Szczecinianie pokazali w piątkowy wieczór, że porażka z Lechem Poznań była wypadkiem przy pracy. Kosta Runjaic zdecydował się na kilka roszad w składzie w stosunku do spotkania z "Kolejorzem". Efektem było wysokie zwycięstwo jego podopiecznych, dla których niemiecki szkoleniowiec nie szczędził słów uznania.
- Jest to dla nas udany wieczór. Cieszę się, że odpowiednio zareagowaliśmy po ostatniej porażce. Zrobiliśmy to, co mieliśmy zamiar zrobić. Dobrze weszliśmy w mecz, było to dla nas niezmiernie ważne, zwłaszcza po tym meczu z Lechem. Bardzo szybko strzeliliśmy bramkę - powiedział Runjaic na konferencji prasowej, cytowany przez oficjalną stronę Pogoni.
- Po tej drugiej żółtej kartce dla rywali i od razu strzelonym golu mieliśmy klarowną sytuację na boisku. Grać z przewagą jednego zawodnika nie zawsze jest łatwo, ale my sobie z tym świetnie poradziliśmy. Potem udało nam się zdobyć kolejne dwie bramki.
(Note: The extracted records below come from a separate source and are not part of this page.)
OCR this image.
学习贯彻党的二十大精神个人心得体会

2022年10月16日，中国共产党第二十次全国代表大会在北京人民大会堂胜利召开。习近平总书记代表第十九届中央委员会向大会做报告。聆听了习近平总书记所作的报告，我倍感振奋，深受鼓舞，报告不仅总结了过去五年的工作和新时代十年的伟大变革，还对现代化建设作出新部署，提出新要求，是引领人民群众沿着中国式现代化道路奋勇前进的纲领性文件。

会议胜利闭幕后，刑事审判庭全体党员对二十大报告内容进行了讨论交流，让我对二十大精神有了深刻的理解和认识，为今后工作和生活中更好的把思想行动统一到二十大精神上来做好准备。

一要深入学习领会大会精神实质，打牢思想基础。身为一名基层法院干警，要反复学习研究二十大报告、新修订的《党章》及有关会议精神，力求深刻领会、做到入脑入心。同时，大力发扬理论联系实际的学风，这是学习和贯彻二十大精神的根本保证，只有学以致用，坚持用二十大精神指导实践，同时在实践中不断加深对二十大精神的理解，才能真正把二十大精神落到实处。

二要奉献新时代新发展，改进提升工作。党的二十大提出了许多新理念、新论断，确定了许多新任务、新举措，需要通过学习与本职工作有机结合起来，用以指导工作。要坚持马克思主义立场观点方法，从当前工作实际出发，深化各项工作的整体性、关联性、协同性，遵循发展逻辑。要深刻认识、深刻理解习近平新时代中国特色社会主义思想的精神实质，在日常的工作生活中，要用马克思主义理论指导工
Jesteśmy dziś wszyscy bardzo szczęśliwi. Cieszę się, że zmiany, które zrobiliśmy, miały w tym meczu duże znaczenie. Kamil Drygas strzelił bramkę, Rafał Kurzawa zanotował asystę. Myślę, że całkiem solidnie zagrał też Mariusz Fornalczyk. To za faul na nim rywal otrzymał drugą żółtą kartkę - podkreślił.
- Po dodatkowym tygodniu treningów widać również, że coraz lepiej w obronie rozumieją się Kostas Triantafyllopoulos i Igor Łasicki. Jestem dumny z całej mojej drużyny, bo cała spisała się dziś doskonale. Każdy w tej drużynie pokazał, że jest gotowy - dodał.
- Z niecierpliwością czekam na nadchodzący tydzień, w którym będziemy mieć sporo energetycznych treningów. Liczę, że do treningów drużynowych wrócą już Benedikt Zech, Maciej Żurawski, a także Kamil Grosicki, który w tym tygodniu był chory. Wówczas będziemy mieć więcej opcji - zakończył Runjaic.
Piast i Zagłębie poszły za ciosem. Znowu 0:0... Świetna interwencja bramkarza (VIDEO)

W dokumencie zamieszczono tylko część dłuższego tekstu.